Маркс искал место, где бы он мог написать и опубликовать то, что он действительно думал: «Противно быть под ярмом – даже во имя свободы; противно действовать булавочными уколами, вместо того чтобы драться дубинами. Мне надоели лицемерие, глупость, грубый произвол, мне надоело приспособляться, изворачиваться, считаться с каждой мелочной придиркой»[59]. В течение некоторого времени он предполагал издавать совместно с Гервегом «Немецкий вестник» в Цюрихе. Он всячески стремился найти такое место, где он мог бы свободно и открыто говорить о единстве революционной теории и практики. До осени 1843 года длилась переписка с Руге. Основное содержание ее составляют: литературные планы, размышления, касающиеся издания журналов и возможности их выпуска в том или ином месте. К этому времени относятся также критика гегелевской философии права, явившаяся теоретической основой окончательного разрыва с идеализмом Гегеля, о чем свидетельствует написанная в Крёйцнахе «Критика философии государственного права Гегеля».
В конце концов решение было принято. В ноябре 1843 года Маркс вместе с женой переселился в Париж, оживленнейший центр немецкой политической эмиграции. Здесь в конце февраля 1844 года появился изданный Марксом и Руге первый и единственный том «Немецко-французских ежегодников» (двойной номер). В этом томе были напечатаны две работы Маркса, а также работы Энгельса. «Немецко-французские ежегодники» составили литературную основу дружеского союза двух гениальных людей.
В качестве введения была помещена «Переписка 1843 года», которая велась между Марксом, Руге, Бакуниным и Фейербахом с марта по сентябрь 1843 года. Эта переписка носила совсем иной характер, чем только что упомянутая переписка между Марксом и Руге. Маркс ссылался на этот раз не на организационно-деловые обстоятельства, а на принципиально политические. Правда, Руге напечатал эту переписку в «Немецко-французских ежегодниках» не полностью, а в отредактированном виде. Несмотря на это, взгляды Маркса совершенно ясны.
Еще в первом письме к Руге Маркс указывал на грядущую революцию[61].
Руге отвечал уклончиво, считая, что мысль о революции в Германии иллюзорна, что немцы «исторически погибли»; в том, что немецкий дух является таким «низким», виновата исключительно «его низкая природа». Маркс решительно выступил против этого столь же прекраснодушного, сколь и неоправданного пессимизма.

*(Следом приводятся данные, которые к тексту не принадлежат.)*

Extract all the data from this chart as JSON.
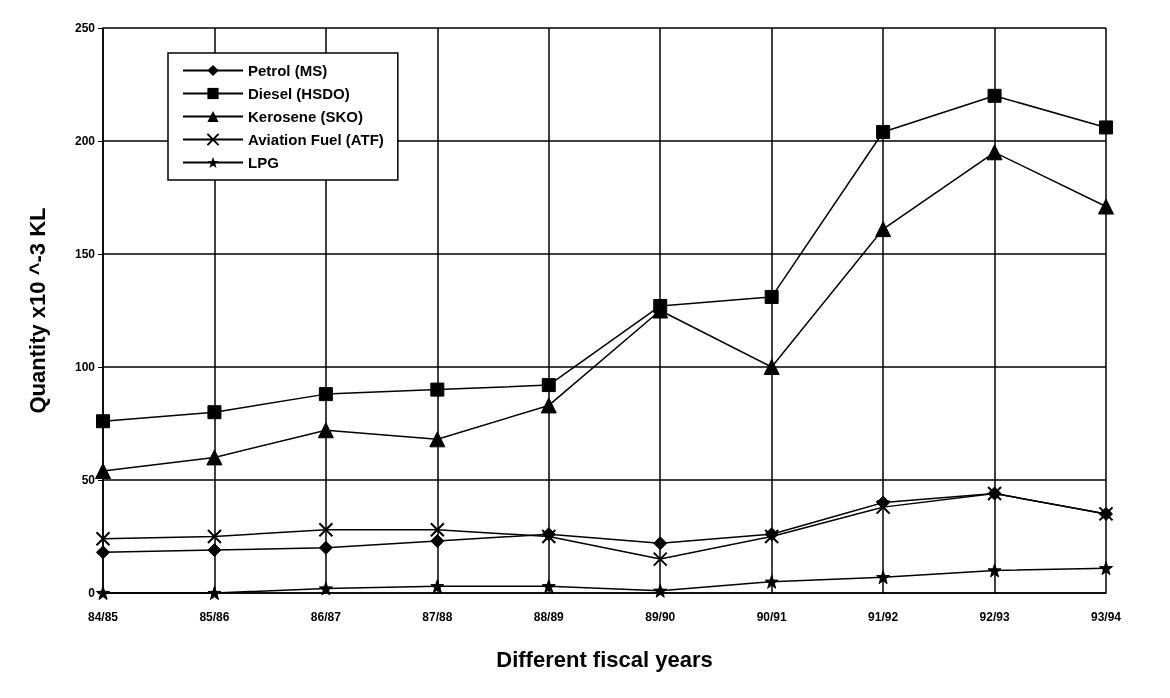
{
  "chart_data": {
    "type": "line",
    "xlabel": "Different fiscal years",
    "ylabel": "Quantity x10 ^-3 KL",
    "categories": [
      "84/85",
      "85/86",
      "86/87",
      "87/88",
      "88/89",
      "89/90",
      "90/91",
      "91/92",
      "92/93",
      "93/94"
    ],
    "series": [
      {
        "name": "Petrol (MS)",
        "color": "#000000",
        "marker": "diamond",
        "values": [
          18,
          19,
          20,
          23,
          26,
          22,
          26,
          40,
          44,
          35
        ]
      },
      {
        "name": "Diesel (HSDO)",
        "color": "#000000",
        "marker": "square",
        "values": [
          76,
          80,
          88,
          90,
          92,
          127,
          131,
          204,
          220,
          206
        ]
      },
      {
        "name": "Kerosene (SKO)",
        "color": "#000000",
        "marker": "triangle",
        "values": [
          54,
          60,
          72,
          68,
          83,
          125,
          100,
          161,
          195,
          171
        ]
      },
      {
        "name": "Aviation Fuel (ATF)",
        "color": "#000000",
        "marker": "cross",
        "values": [
          24,
          25,
          28,
          28,
          25,
          15,
          25,
          38,
          44,
          35
        ]
      },
      {
        "name": "LPG",
        "color": "#000000",
        "marker": "star",
        "values": [
          0,
          0,
          2,
          3,
          3,
          1,
          5,
          7,
          10,
          11
        ]
      }
    ],
    "ylim": [
      0,
      250
    ],
    "yticks": [
      0,
      50,
      100,
      150,
      200,
      250
    ],
    "grid": true,
    "legend": "top left",
    "line_style": "solid"
  }
}
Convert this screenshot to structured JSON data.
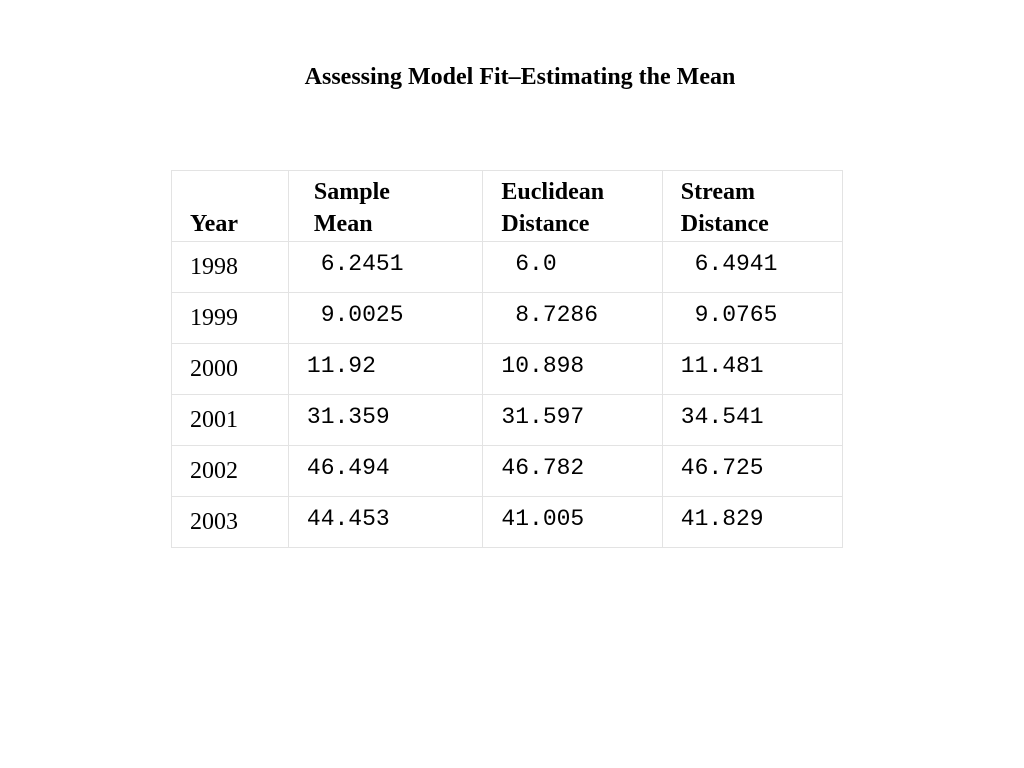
{
  "title": "Assessing Model Fit–Estimating the Mean",
  "table": {
    "headers": {
      "year": "Year",
      "sample_mean": "Sample\nMean",
      "euclidean": "Euclidean\nDistance",
      "stream": "Stream\nDistance"
    },
    "rows": [
      {
        "year": "1998",
        "sample_mean": " 6.2451",
        "euclidean": " 6.0",
        "stream": " 6.4941"
      },
      {
        "year": "1999",
        "sample_mean": " 9.0025",
        "euclidean": " 8.7286",
        "stream": " 9.0765"
      },
      {
        "year": "2000",
        "sample_mean": "11.92",
        "euclidean": "10.898",
        "stream": "11.481"
      },
      {
        "year": "2001",
        "sample_mean": "31.359",
        "euclidean": "31.597",
        "stream": "34.541"
      },
      {
        "year": "2002",
        "sample_mean": "46.494",
        "euclidean": "46.782",
        "stream": "46.725"
      },
      {
        "year": "2003",
        "sample_mean": "44.453",
        "euclidean": "41.005",
        "stream": "41.829"
      }
    ]
  }
}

Маркс отличает существующий, старый мир от будущего, нового мира. Он нашел более жесткие, чем Руге, слова для «господина» старого мира, «филистера»: «…филистер – господин мира только в том смысле, что филистерами, их обществом, кишит мир, подобно тому как труп кишит червями… Филистерский мир – это мир политических животных… Филистер – материал монархии, а монарх – всего лишь король филистеров; он не может сделать ни себя, ни своих подданных свободными, настоящими людьми, пока обе стороны остаются тем, чтó они собой представляют сейчас». В противоположность Руге, Маркса, однако, не сбивает с толку это филистерское государство, в лице которого он прежде всего клеймит позором прусский абсолютизм. «Критика философии государственного права Гегеля» обратила его к практике. Он увидел, что невозможно «уничтожить филистерское государство, оставаясь на его собственной почве». Но если дело обстояло так, то необходимо было как раз создать новый базис, который уничтожил бы филистерское государство. Маркс понимал структуру общества, на что Руге был неспособен. Общество состоит не только из филистеров. Кроме филистеров, эксплуататоров, имелись еще эксплуатируемые, «мыслящее и… страдающее человечество», как их называл Маркс. «Я обращаю Ваше внимание только на то, – писал Маркс Руге, – что враги филистерства, т.е. все те, кто мыслит и страдает, достигли взаимопонимания, – а для этого раньше не было возможности…» Мыслящие и страдающие люди являются носителями революции и одновременно представителями нового мира: «…система промышленности и торговли, система собственности и эксплуатации людей ведёт ещё гораздо скорее, чем размножение населения, к расколу внутри теперешнего общества, – к расколу, от которого старая система не в состоянии исцелить, потому что она вообще не исцеляет и не творит, а только существует и наслаждается. Существование страдающего человечества, которое мыслит, и мыслящего человечества, которое подвергается угнетению, должно неизбежно стать поперек горла пассивному, бессмысленно наслаждающемуся животному миру филистерства.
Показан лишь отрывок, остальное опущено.